Detecting off state in the magnitude of accelerometer data?

4

1

I have a univariate time series signal. It's the magnitude of an accelerometer attached to an engine.

I need to create an algorithm to detect off state, please see the black lines in the image below. The rest of signal is comprised of idle and active states. Idle state looks slightly higher and active state tend to have huge spikes and generally higher mean than both idle and off.

While this is simple, several machines have different mean values based on the size of the engine and the proximity of the sensor to the vibration. So the idea of using thresholds will not help.

I have considered K-Means algorithm. It worked pretty well when three states are available. When one or two are absent, the results are degraded significantly since it attempts to find two classes that don't exist in the data.

I have tried Hidden Markov Models. They looked promising, unfortunately they train themselves to identify the distribution of the states which will again change from one machine to another.

I thought of using standardisation. But I'm hesitant since the mean value of off state will change accordingly.

What unsupervised or semi-unsupervised approaches do you recommend on detecting off/idle/on states?
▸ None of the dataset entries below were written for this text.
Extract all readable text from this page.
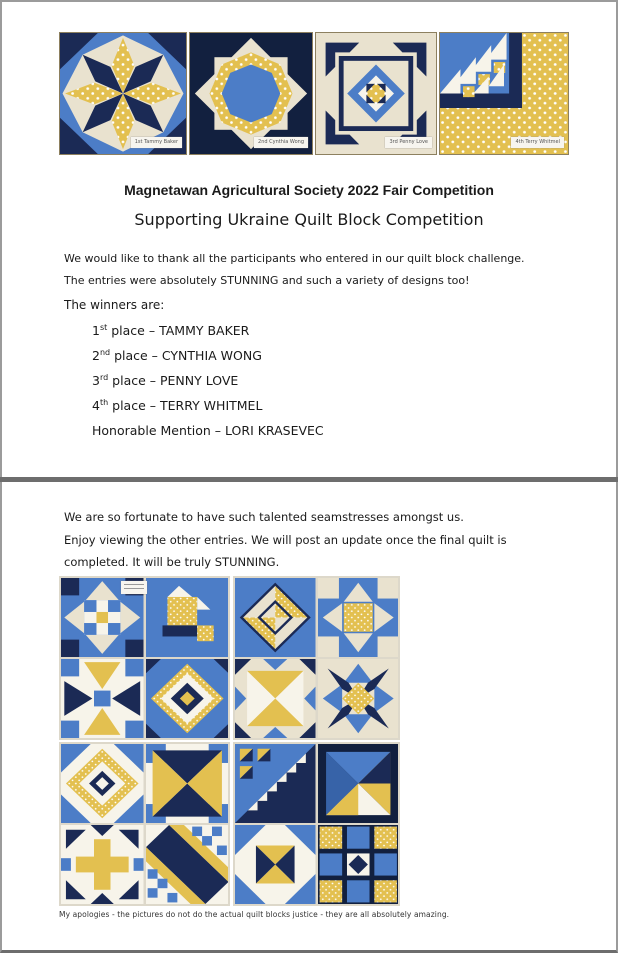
1st Tammy Baker	2nd Cynthia Wong	3rd Penny Love	4th Terry Whitmel
Magnetawan Agricultural Society 2022 Fair Competition
Supporting Ukraine Quilt Block Competition
We would like to thank all the participants who entered in our quilt block challenge.
The entries were absolutely STUNNING and such a variety of designs too!
The winners are:
1st place – TAMMY BAKER
2nd place – CYNTHIA WONG
3rd place – PENNY LOVE
4th place – TERRY WHITMEL
Honorable Mention – LORI KRASEVEC
We are so fortunate to have such talented seamstresses amongst us.
Enjoy viewing the other entries. We will post an update once the final quilt is
completed. It will be truly STUNNING.
My apologies - the pictures do not do the actual quilt blocks justice - they are all absolutely amazing.
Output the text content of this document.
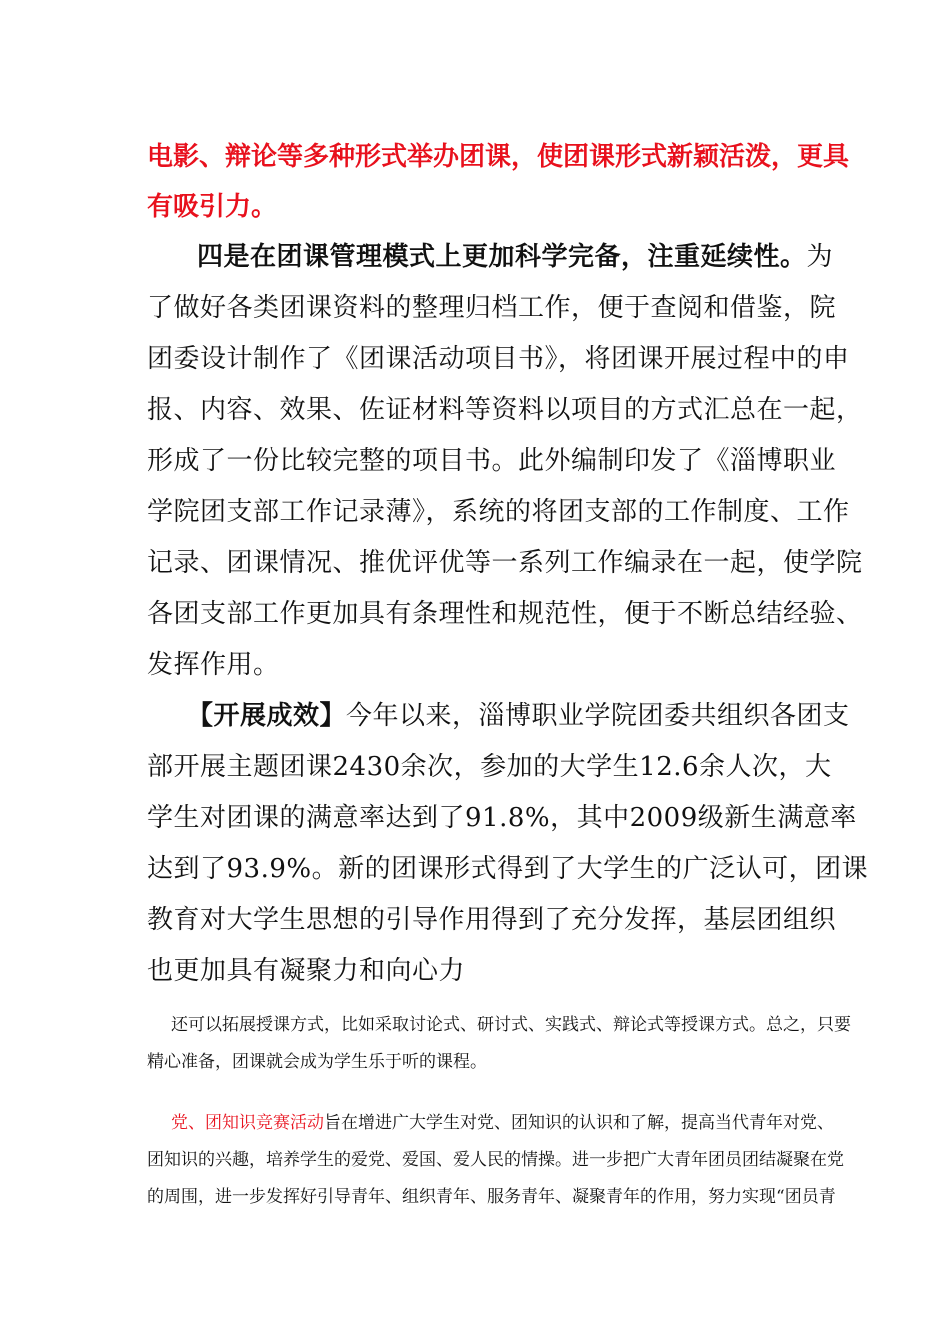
电影、辩论等多种形式举办团课，使团课形式新颖活泼，更具

有吸引力。

四是在团课管理模式上更加科学完备，注重延续性。为

了做好各类团课资料的整理归档工作，便于查阅和借鉴，院

团委设计制作了《团课活动项目书》，将团课开展过程中的申

报、内容、效果、佐证材料等资料以项目的方式汇总在一起，

形成了一份比较完整的项目书。此外编制印发了《淄博职业

学院团支部工作记录薄》，系统的将团支部的工作制度、工作

记录、团课情况、推优评优等一系列工作编录在一起，使学院

各团支部工作更加具有条理性和规范性，便于不断总结经验、

发挥作用。

【开展成效】今年以来，淄博职业学院团委共组织各团支

部开展主题团课2430余次，参加的大学生12.6余人次，大

学生对团课的满意率达到了91.8%，其中2009级新生满意率

达到了93.9%。新的团课形式得到了大学生的广泛认可，团课

教育对大学生思想的引导作用得到了充分发挥，基层团组织

也更加具有凝聚力和向心力

还可以拓展授课方式，比如采取讨论式、研讨式、实践式、辩论式等授课方式。总之，只要

精心准备，团课就会成为学生乐于听的课程。

党、团知识竞赛活动旨在增进广大学生对党、团知识的认识和了解，提高当代青年对党、

团知识的兴趣，培养学生的爱党、爱国、爱人民的情操。进一步把广大青年团员团结凝聚在党

的周围，进一步发挥好引导青年、组织青年、服务青年、凝聚青年的作用，努力实现“团员青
enter image description here

M-T-A

Posted 2020-02-27T15:53:41.193

Reputation: 161

Answers

2

Seems to be pretty straight-forward thanks to your "well-behaving" data.

Simplest

The naive approach is to check histogram! As you see, the OFF state has generally a low magnitude. Knowing that level of magnitude from the labeld data you have above, you can threshold the histogram.

Why is it naive? : because you see false positives (see the plot between 4 and 6 PM. there is a short state similar to OFF which is not OFF) and false negatives (immediately after 9 PM you see a peak in OFF state whose magnitude goes far beyond OFF)

what improves this naive approach? :

  • Taking the history into account (learning the sequential behavior)
  • Extracting more sophisticated features (e.g. in frequency domain using FFT or time-frequency domain using STFT, wavelet, etc.)
  • Applying an anomaly detection stage which helps you decide correctly about the peak which happened at 9 PM (that is pretty much an anomaly I assume)

A Bit More Complicated

Extract time frequency features (STFT, Wavelet, etc.) and in case you have labeled data, feed them to a classifier and in case you don't use those features to do some EDA to see if a clustering is possible there. According to your data I'm pretty confident you get good results.

Much More Complicated

I suppose Recurrence Analysis would be a wonderful option (and pretty fun for you!). Specially if the dynamic of the signal is non-stationary (many signals are in practice). The methods explained in the wikipedia page or in this page are not sophisticated.

Good Luck!

Kasra Manshaei

Posted 2020-02-27T15:53:41.193

Reputation: 5 323